National Center for Tumor Diseases (NCT), Heidelberg University Hospital, Heidelberg, Germany.
Department of Medical Oncology, Heidelberg University Hospital, Heidelberg, Germany.
Nat Commun. 2024 Nov 21;15(1):10104. doi: 10.1038/s41467-024-51465-9.
Medical image classification requires labeled, task-specific datasets which are used to train deep learning networks de novo, or to fine-tune foundation models. However, this process is computationally and technically demanding. In language processing, in-context learning provides an alternative, where models learn from within prompts, bypassing the need for parameter updates. Yet, in-context learning remains underexplored in medical image analysis. Here, we systematically evaluate the model Generative Pretrained Transformer 4 with Vision capabilities (GPT-4V) on cancer image processing with in-context learning on three cancer histopathology tasks of high importance: Classification of tissue subtypes in colorectal cancer, colon polyp subtyping and breast tumor detection in lymph node sections. Our results show that in-context learning is sufficient to match or even outperform specialized neural networks trained for particular tasks, while only requiring a minimal number of samples. In summary, this study demonstrates that large vision language models trained on non-domain specific data can be applied out-of-the box to solve medical image-processing tasks in histopathology. This democratizes access of generalist AI models to medical experts without technical background especially for areas where annotated data is scarce.

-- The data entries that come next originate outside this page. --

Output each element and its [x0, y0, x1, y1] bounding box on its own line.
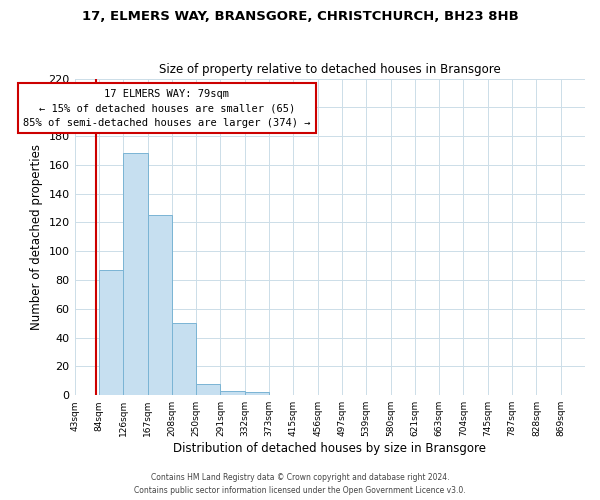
Bar: [172, 323, 196, 395]
Bar: [123, 154, 148, 395]
Text: 17 ELMERS WAY: 79sqm
← 15% of detached houses are smaller (65)
85% of semi-detac: 17 ELMERS WAY: 79sqm ← 15% of detached h…: [23, 88, 311, 128]
X-axis label: Distribution of detached houses by size in Bransgore: Distribution of detached houses by size …: [173, 442, 487, 455]
Title: Size of property relative to detached houses in Bransgore: Size of property relative to detached ho…: [159, 63, 500, 76]
Text: 17, ELMERS WAY, BRANSGORE, CHRISTCHURCH, BH23 8HB: 17, ELMERS WAY, BRANSGORE, CHRISTCHURCH,…: [82, 10, 518, 23]
Y-axis label: Number of detached properties: Number of detached properties: [30, 144, 43, 330]
Bar: [220, 391, 245, 395]
Text: Contains HM Land Registry data © Crown copyright and database right 2024.
Contai: Contains HM Land Registry data © Crown c…: [134, 474, 466, 495]
Bar: [196, 384, 220, 395]
Bar: [148, 216, 172, 395]
Bar: [245, 392, 269, 395]
Bar: [99, 270, 123, 395]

医学图像分类需要使用标记的、特定于任务的数据集来从头训练深度学习网络,或者微调基础模型。然而,这个过程在计算和技术上都有很高的要求。在语言处理中,上下文学习提供了一种替代方法,模型可以从提示中学习,而无需更新参数。然而,上下文学习在医学图像分析中仍未得到充分探索。在这里,我们系统地评估了具有视觉能力的生成式预训练转换器 4(GPT-4V)模型,该模型在三个具有高度重要性的癌症组织病理学任务上进行了上下文学习:结直肠癌组织亚型分类、结肠息肉亚型分类和淋巴结切片中的乳腺肿瘤检测。我们的结果表明,上下文学习足以匹配甚至超越专门为特定任务训练的神经网络,而只需要少量的样本。总之,这项研究表明,在非特定领域数据上训练的大型视觉语言模型可以直接应用于解决组织病理学中的医学图像处理任务。这使得一般人工智能模型能够普及到没有技术背景的医学专家手中,特别是在注释数据稀缺的领域。